“Seven billion people cannot be trained as cyber security professionals and we need to leverage automation as much as we can,” says Sean Duca, Vice President and Regional Chief Security Officer, Asia Pacific, Palo Alto Networks, in an interaction with CRN’s Rachana Jha. Sean also spoke about the ongoing digital transformation in India and how Indian market is important for them
Some edited excerpts…
How do you see digitisation overall and in India?
Whether it is the government or private sector, everyone is looking to digitise what they do and make it easy for people to interact. People get access to different products and services in multiple ways, which brings along amazing benefits and opportunities. They can think of innovative ways to provide a centre of services. However, this brings in some potential challenges as you digitise and collect a lot of information. Hence, there is a need for precaution about what information is being collected and how they should process and protect it. In India, the government is making efforts to digitise the systems, through some large IT and ITeS organisations.
We live in a world where there is a constant fight between man and machine. Seven billion people cannot be trained as cyber security professionals; we need to leverage automation as much as we can. Dealing with automated adversaries also means controlling our digital assets.
In the case of recent breaches do you think there was lack of accountability?
Many breaches have happened due to misconfiguration or lapse in the security system. A lot of us may be using the same password for different accounts. When we have systems, where we continue to use the same password, there are chances of websites being compromised. That is how someone can get access to our environment, if we do not patch our systems and practice cyber hygiene. Malware is probably increasing at a faster rate than it has before. It is also programmed to do several things. Eighty per cent of the malwares have the capability of stealing personal and important data.
Sometimes it is not just the technology or a thought process; it comes down to the accountability of the business. Business owners, leaders, executives and board of directors need to come forward and take accountability for the same.
How much is India prone to cybersecurity attacks?
India is one of the leading markets in the world. We have seen that organisations do not take adequate steps to avoid cyber attacks. By digitising the domain, companies in India will benefit and will be able to curb such cyber attacks.
What are the steps one should take before implementing cloud or IoT?
Anything you put into the cloud is your responsibility. People tend to think that they do not have to do anything after implementing cloud. Microsoft is taking care of it with Azure and so does AWS. But, you must protect what you have put into the cloud. CISOs must protect the work and limit the access of what they want to put on the cloud. They must allow limited visibility and control Infrastructure as a Service (IaaS), and Platform as a Service (PaaS). There should always be a healthy rivalry between CIOs and CISOs regarding the cloud and they should look at doing things in a secured way.
What steps would you suggest for mitigating attacks?
There is a number of things to be kept in mind. There should be complete visibility and control of applications. Most of the organisations in India that I have dealt with, typically have about 300 different applications on their network. Only approved applications should be worked on and the rest must be prevented. The same needs to be applied when organisations go online; they must leverage some form of automation, so that it quickly turns into a known threat.
What are the major challenges in cyber security?
Phishing, by far, is the most prevalent vector that is being used to get a foothold inside an organisation. I have seen business compromise as one of the most common things that is impacting organisations. The other challenge that organisations face is credential theft: we still see massive amount of credentials that are being compromised. They are then collected and tried on multiple websites simultaneously. We need to move away from relying on just passwords and leverage multi-factor integration.

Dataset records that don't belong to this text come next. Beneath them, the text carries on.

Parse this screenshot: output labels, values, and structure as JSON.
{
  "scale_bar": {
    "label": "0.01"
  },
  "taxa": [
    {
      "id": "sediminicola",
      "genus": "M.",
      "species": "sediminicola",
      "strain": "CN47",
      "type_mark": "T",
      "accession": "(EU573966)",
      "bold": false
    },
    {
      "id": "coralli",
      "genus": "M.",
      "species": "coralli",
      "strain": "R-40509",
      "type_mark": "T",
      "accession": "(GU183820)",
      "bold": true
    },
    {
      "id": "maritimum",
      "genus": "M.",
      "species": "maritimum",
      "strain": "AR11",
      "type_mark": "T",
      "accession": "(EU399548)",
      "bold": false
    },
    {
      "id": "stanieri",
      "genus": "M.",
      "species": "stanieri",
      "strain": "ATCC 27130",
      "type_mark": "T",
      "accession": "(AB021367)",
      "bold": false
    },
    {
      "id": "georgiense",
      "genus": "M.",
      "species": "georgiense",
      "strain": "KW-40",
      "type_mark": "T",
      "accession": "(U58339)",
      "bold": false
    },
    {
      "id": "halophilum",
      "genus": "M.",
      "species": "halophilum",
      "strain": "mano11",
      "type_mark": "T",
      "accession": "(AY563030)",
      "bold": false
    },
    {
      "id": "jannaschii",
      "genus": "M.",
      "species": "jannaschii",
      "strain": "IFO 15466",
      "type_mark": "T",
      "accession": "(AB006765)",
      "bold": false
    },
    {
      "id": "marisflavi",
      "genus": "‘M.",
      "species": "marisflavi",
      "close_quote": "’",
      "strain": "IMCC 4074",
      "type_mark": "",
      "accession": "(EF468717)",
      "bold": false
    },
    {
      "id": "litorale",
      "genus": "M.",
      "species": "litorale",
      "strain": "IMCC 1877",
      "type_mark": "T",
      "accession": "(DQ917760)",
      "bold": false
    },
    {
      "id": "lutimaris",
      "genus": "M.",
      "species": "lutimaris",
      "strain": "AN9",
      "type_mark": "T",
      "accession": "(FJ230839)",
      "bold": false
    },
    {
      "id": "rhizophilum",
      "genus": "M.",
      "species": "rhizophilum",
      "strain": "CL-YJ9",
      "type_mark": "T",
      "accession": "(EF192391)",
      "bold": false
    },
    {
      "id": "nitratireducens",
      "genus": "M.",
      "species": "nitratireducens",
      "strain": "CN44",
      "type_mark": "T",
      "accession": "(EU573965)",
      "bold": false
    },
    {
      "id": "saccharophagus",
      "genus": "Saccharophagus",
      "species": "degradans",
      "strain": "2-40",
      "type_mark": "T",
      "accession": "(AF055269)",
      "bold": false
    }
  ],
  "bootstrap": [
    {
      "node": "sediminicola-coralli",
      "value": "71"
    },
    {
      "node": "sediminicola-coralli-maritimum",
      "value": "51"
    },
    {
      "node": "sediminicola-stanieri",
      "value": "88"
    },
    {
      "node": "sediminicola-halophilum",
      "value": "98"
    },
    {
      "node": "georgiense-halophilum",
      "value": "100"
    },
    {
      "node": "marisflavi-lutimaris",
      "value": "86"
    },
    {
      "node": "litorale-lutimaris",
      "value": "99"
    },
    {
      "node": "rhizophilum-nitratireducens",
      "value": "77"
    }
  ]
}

How do you ensure protection from insider theft?
We need to make sure that everyone does not have the privilege to access information. We must limit the access to the systems and make sure that we maintain the privacy and integrity. One should be able to detect and monitor in case of an attack – which can be either inside or outside. The same skillsets are used to detect and monitor outsider or insider thefts.
What, according to you, would be the top trends in cybersecurity in future?
We are going to see much more efficiency in the cloud in the coming days. We still see people being plagued with or impacted by misconfigurations in the cloud by virus. Relying simply on the native capabilities that build these cloud platforms is not good enough. The other trend is probably more towards privacy and compliance. We are also seeing regulations like GDPR coming to India and other countries. It would not be surprising that in five years from now, India will have its own version of GDPR.
What is the roadmap for Palo Alto Networks for the next five years; and how important is the Indian market?
We are readily booting out our strategy to keep on providing the capability to prevent a successful cyber attack, whether within the cloud or from the network. We have started to see a bigger shift moving towards the cloud and therefore the need to secure that. We have also started to see how security technologies can be consumed in different ways. We will help organisations manage, operate and drive all security solutions in the right way.
In terms of markets, India is a huge and an important market for us. It is one of the biggest growth areas. From a business perspective, we will continue to invest in India. We have recently acquired a company called RedLock, and we have got a number of developers in Bengaluru.